Tous ressentent les attentats terroristes et la réponse qui leur est donnée comme une tragédie : les événements constituent une menace directe pour tout ce qui les a construits, et qui en a fait des Français comme les autres. Ils ont fait l’expérience violente de l’islamisme lors de la décennie noire en Algérie, où la famille revient tous les ans : aucun ne se réclame de l’idéologie politique qui l’anime, mais leur réponse est très différenciée. Trois enfants sont allés à la manifestation qui a suivi le massacre de Charlie-Hebdo, le 11 janvier 2015, alors que quatre ont affirmé ne pas être Charlie. Leur position variait en fonction de la qualité de leur insertion sociale. La chose ne surprendra pas. On peut méditer ce fait, et se demander comment réparer ce qui pourrait finir par une rupture de l’unité de la famille.

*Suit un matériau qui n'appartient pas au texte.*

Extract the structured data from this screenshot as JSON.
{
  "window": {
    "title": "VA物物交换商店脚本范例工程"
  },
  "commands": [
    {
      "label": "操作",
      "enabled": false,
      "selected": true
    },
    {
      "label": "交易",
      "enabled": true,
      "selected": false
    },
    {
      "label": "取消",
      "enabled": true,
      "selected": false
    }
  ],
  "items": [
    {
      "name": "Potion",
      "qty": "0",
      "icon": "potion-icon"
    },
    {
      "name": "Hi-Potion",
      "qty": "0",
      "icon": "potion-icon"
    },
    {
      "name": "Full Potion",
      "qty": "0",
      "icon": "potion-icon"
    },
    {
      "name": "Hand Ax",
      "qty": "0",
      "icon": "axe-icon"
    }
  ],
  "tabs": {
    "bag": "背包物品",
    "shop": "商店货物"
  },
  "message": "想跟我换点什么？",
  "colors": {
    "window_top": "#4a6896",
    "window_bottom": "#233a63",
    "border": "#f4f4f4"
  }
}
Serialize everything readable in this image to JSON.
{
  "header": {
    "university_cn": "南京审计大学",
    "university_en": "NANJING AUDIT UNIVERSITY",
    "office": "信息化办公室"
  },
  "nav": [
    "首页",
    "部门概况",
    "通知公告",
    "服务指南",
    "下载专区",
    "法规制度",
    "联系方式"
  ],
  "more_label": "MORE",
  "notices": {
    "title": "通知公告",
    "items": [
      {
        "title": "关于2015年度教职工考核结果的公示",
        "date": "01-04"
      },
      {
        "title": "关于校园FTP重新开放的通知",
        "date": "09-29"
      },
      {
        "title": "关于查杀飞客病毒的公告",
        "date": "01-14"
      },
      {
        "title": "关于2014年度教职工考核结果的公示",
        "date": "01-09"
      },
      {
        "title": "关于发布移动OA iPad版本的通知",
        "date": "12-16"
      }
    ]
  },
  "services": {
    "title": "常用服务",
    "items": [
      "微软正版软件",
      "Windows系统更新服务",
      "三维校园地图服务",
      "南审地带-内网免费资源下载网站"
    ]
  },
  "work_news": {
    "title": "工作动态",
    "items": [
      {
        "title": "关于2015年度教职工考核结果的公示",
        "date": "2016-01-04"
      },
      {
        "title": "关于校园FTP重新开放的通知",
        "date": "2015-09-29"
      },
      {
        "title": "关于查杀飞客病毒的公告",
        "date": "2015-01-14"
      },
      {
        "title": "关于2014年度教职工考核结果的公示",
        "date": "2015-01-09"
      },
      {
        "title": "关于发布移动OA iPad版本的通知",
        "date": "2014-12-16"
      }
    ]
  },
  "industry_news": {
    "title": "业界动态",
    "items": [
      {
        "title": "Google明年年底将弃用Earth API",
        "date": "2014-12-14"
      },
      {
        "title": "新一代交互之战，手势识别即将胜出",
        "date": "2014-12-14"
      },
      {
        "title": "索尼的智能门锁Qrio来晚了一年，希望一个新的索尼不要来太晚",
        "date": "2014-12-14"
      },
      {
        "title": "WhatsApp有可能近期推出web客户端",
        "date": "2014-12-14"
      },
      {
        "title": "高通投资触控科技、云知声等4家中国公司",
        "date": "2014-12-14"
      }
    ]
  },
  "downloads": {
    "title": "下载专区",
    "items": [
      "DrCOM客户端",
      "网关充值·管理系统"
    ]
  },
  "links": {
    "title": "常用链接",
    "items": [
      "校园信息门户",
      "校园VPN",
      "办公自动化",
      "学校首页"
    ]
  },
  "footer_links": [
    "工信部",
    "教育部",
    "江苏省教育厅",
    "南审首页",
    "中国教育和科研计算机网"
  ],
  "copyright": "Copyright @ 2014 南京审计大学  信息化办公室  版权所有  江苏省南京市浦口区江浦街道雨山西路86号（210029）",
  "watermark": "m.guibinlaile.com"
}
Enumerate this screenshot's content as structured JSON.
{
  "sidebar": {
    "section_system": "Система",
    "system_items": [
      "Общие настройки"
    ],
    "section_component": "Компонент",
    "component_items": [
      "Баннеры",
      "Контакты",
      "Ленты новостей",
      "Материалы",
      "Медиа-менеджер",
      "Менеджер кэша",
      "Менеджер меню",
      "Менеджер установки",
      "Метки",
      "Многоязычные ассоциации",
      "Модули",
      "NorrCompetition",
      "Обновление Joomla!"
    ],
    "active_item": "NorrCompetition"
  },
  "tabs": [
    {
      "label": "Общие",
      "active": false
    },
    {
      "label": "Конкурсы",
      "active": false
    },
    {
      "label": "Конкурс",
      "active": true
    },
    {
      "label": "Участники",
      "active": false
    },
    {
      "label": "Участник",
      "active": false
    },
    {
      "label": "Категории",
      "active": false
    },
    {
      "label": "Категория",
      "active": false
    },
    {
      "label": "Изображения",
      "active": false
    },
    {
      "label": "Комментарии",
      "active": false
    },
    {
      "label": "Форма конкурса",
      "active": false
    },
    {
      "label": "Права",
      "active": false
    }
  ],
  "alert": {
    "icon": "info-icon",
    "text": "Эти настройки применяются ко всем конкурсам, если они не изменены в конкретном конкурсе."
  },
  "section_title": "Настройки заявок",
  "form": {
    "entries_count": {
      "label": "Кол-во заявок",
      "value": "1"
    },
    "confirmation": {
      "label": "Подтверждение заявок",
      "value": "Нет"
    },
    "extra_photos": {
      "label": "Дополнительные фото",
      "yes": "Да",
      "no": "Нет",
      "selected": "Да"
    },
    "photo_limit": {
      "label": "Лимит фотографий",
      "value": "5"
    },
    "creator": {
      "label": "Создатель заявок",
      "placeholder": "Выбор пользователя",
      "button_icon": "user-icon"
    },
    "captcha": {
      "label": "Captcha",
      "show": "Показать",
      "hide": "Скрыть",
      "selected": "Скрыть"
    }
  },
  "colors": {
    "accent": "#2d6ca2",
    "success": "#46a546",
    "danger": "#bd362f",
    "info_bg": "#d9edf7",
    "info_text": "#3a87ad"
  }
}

La France des Belhoumi est un très bon livre de sociologie. S. Beaud, comme il en a l’habitude, écrit pour un public plus vaste que celui de ses pairs, sans jamais céder sur les exigences de l’analyse. Il nous montre que, conformément à la belle formule de Jamel Debbouze, les Belhoumi sont des Iciens, des gens d’ici. À la fin de l’ouvrage, le sociologue se fait plus militant. Il dédouane François Mitterrand pour charger ses successeurs socialistes. On pourra en discuter, si l’on considère que le pouvoir n’a guère été sensible à la marche pour l’égalité et contre le racisme, dite marche des Beurs, en 1983. C’est l’ensemble du personnel politique qui a manqué de détermination dans cette affaire. Il ne faut pas récrire l’histoire, mais l’on peut toujours se demander, à la manière de Max Weber : que se serait-il passé si le problème que posaient les jeunes de la marche pour l’égalité avait été franchement abordé ? Le livre de S. Beaud permet d’engager le débat avec des ressources fraîches.
Recensé : Stéphane Beaud, La France des Belhoumi. Portraits de famille (1977-2017), Paris, La Découverte, 2018, 352 p., 21 €.